Y nos dejamos llevar por los estereotipos que dictan los de arriba para que las cosas les favorezcan a ellos.

Y odiamos y amamos las cosas que nos dicen que tenemos que odiar y amar.

Y nos avinagramos,

y nos reímos…

y bebemos bilis a borbotones

mientras algunos cuentan su dinero.

 

– (Te odia) Me odias.

– (Te odia) No, tú me odias a mí.

– (Te odia) No, tú me odias más a mí.

– (Te odia) No, tú me odias muchísimo más a mí.

– (No tienen ni idea) No tienes ni idea.

– (No tienen ni idea) No, tú no tienes ni idea.

– (No tienen ni idea) No, tú si que no tienes ni idea.

– (No tienen ni idea) No, tú sí que no tienes ni la más remota idea.

– (Hazte valer) Puño.

– (Hazte valer) Puño, cuchillo.

– (Hazte valer) Puño, cuchillo, pistola.

– (Hazte valer) Puño, cuchillo, pistola, granada.

 

Somos marionetas… enormes marionetas de carne y hueso.

Y lo peor es que no necesitamos ni hilos para que nos dirijan.

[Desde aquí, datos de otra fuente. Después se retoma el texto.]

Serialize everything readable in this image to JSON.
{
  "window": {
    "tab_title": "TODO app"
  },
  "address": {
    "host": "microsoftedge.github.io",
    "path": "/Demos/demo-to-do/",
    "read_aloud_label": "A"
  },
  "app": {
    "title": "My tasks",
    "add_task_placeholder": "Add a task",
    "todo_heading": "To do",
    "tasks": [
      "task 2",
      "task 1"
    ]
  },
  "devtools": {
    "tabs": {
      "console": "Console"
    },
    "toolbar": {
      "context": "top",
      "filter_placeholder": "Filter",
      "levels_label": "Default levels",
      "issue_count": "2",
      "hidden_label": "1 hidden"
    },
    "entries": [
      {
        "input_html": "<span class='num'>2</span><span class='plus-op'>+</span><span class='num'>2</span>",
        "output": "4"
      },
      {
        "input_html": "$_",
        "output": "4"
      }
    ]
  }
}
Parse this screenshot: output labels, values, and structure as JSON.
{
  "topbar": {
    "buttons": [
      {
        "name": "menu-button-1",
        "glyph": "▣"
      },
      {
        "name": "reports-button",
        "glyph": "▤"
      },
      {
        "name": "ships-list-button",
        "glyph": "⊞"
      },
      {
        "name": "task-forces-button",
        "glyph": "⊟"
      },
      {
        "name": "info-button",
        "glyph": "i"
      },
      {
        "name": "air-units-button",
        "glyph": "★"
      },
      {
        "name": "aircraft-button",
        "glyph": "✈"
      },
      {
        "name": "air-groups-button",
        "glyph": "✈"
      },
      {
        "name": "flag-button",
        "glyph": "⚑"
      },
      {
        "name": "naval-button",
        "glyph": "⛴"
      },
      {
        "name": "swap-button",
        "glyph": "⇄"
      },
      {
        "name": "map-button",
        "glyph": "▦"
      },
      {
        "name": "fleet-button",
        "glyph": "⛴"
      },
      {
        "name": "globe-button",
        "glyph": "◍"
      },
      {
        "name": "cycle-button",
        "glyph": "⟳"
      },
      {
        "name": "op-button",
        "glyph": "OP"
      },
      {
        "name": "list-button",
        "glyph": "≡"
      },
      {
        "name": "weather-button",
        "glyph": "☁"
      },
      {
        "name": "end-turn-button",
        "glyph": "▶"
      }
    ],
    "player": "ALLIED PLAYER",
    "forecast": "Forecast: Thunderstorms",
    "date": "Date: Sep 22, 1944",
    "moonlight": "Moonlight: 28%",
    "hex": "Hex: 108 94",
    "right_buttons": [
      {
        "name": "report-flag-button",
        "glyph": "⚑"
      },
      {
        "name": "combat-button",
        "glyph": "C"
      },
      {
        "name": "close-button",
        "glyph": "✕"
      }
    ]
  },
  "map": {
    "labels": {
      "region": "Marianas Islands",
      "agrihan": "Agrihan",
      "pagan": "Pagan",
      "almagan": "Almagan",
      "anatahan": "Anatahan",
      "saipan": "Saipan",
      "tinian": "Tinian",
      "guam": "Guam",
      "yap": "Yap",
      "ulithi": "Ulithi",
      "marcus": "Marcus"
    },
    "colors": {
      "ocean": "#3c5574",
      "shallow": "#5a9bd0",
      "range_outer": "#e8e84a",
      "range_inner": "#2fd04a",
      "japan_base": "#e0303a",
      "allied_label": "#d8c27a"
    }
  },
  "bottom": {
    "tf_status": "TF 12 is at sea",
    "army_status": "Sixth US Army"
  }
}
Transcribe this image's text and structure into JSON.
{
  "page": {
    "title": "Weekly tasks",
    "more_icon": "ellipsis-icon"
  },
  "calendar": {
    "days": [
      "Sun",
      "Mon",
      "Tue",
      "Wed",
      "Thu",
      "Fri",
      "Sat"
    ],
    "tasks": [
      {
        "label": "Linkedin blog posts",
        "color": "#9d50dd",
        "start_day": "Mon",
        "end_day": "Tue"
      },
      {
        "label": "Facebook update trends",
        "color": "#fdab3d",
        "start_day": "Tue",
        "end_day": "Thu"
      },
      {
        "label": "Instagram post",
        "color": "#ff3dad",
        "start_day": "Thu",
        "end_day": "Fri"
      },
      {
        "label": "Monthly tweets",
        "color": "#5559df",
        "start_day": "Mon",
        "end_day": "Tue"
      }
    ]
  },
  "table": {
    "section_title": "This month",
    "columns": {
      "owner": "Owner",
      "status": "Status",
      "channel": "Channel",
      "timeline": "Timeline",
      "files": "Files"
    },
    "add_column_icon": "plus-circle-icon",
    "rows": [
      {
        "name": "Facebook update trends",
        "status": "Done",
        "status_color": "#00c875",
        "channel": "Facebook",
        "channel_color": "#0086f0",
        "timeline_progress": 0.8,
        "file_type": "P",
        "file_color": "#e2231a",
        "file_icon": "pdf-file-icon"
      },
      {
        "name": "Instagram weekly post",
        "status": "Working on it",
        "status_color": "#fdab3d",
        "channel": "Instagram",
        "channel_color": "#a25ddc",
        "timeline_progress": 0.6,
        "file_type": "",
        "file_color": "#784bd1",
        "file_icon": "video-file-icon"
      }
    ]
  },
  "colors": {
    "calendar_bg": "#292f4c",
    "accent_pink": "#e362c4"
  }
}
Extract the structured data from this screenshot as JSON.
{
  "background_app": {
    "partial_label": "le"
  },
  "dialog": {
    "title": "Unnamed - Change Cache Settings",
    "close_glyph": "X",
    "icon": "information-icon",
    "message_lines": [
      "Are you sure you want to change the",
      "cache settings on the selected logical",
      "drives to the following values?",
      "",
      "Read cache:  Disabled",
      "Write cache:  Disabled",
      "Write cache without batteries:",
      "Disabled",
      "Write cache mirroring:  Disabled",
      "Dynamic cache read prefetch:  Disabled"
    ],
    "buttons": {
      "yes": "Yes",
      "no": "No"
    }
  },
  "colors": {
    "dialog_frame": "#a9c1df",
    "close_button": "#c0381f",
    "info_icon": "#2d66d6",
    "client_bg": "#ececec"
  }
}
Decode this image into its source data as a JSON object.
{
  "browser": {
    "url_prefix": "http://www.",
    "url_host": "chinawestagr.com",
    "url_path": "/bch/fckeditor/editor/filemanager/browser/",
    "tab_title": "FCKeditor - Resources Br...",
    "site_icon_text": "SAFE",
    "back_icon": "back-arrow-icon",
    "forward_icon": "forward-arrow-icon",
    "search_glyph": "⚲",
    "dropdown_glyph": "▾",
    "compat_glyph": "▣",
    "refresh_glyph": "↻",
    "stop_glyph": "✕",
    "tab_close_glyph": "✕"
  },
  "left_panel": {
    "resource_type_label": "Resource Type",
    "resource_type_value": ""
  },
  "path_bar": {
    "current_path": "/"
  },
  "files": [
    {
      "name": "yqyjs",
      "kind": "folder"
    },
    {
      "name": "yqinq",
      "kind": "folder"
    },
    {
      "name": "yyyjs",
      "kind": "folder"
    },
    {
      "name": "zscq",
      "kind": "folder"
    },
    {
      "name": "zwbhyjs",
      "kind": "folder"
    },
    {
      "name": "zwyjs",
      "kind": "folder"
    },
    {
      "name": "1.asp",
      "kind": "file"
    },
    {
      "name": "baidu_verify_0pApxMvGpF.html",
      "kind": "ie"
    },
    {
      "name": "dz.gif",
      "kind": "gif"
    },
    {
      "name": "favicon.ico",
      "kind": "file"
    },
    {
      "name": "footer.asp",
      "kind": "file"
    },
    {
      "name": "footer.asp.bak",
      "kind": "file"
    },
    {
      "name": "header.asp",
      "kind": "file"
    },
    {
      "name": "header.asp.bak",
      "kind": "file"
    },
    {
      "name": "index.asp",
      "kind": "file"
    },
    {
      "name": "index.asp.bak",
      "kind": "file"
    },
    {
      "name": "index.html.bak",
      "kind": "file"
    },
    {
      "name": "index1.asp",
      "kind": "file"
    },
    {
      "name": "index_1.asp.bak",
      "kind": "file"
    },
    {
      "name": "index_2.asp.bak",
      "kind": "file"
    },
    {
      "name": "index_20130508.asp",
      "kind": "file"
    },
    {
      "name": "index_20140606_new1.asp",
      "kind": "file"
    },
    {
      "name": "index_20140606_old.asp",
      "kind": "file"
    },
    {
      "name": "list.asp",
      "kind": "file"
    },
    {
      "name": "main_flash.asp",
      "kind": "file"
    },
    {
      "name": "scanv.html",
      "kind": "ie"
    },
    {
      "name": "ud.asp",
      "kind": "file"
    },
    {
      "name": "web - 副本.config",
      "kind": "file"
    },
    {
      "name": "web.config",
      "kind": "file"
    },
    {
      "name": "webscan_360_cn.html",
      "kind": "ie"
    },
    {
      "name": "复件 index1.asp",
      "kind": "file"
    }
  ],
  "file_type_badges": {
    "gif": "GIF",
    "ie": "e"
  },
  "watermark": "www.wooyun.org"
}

Parece que queremos ser dirigidos.

 

Y como si nada hubiera pasado…

al final…

lo que hacemos siempre…

 

– Parece que va a llover otra vez

– Sí.

– Tardará un rato todavía.

– Vaya mierda de tiempo.

– Si lo comparo con España…

– Pues imagínate con Marruecos…

– No os voy a hablar del Congo…

 

Y todo volvió a la normal normalidad.

O casi…

 

Sobre Luis Miguel Artabe 337 Artículos
Periodista, profesor, psicólogo de masas y #CommunityChamán. Como no me gusta la realidad me invento otra. Si vas contracorriente, soy tu salmón.

2 Comentarios

  1. Interesantes reflexiones. Vivimos en un mundo tremendamente dinámico, todo lo hacemos deprisa, no te paras a pensar… son tantas las exigencias profesionales, económicas o personales que no te detienes. Desde que naces te inoculan unas necesidades que no son reales pero que orientan nuestros gustos, nuestros pensamientos, nuestras necesidades etc… Somos simples marionetas? si, pero no, cuando te das cuenta de lo que ocurre es el momento de parar pero para reflexionar hay que detenerse y eso no es nada fácil porque el propio sistema te tiene atrapada. Parar, pensar y cambiar para iniciar el camino del libre pensamiento es mucho más difícil de lo que inicialmente parece. Ir a contracorriente, cansa. A pesar de ello, siempre hay que intentarlo.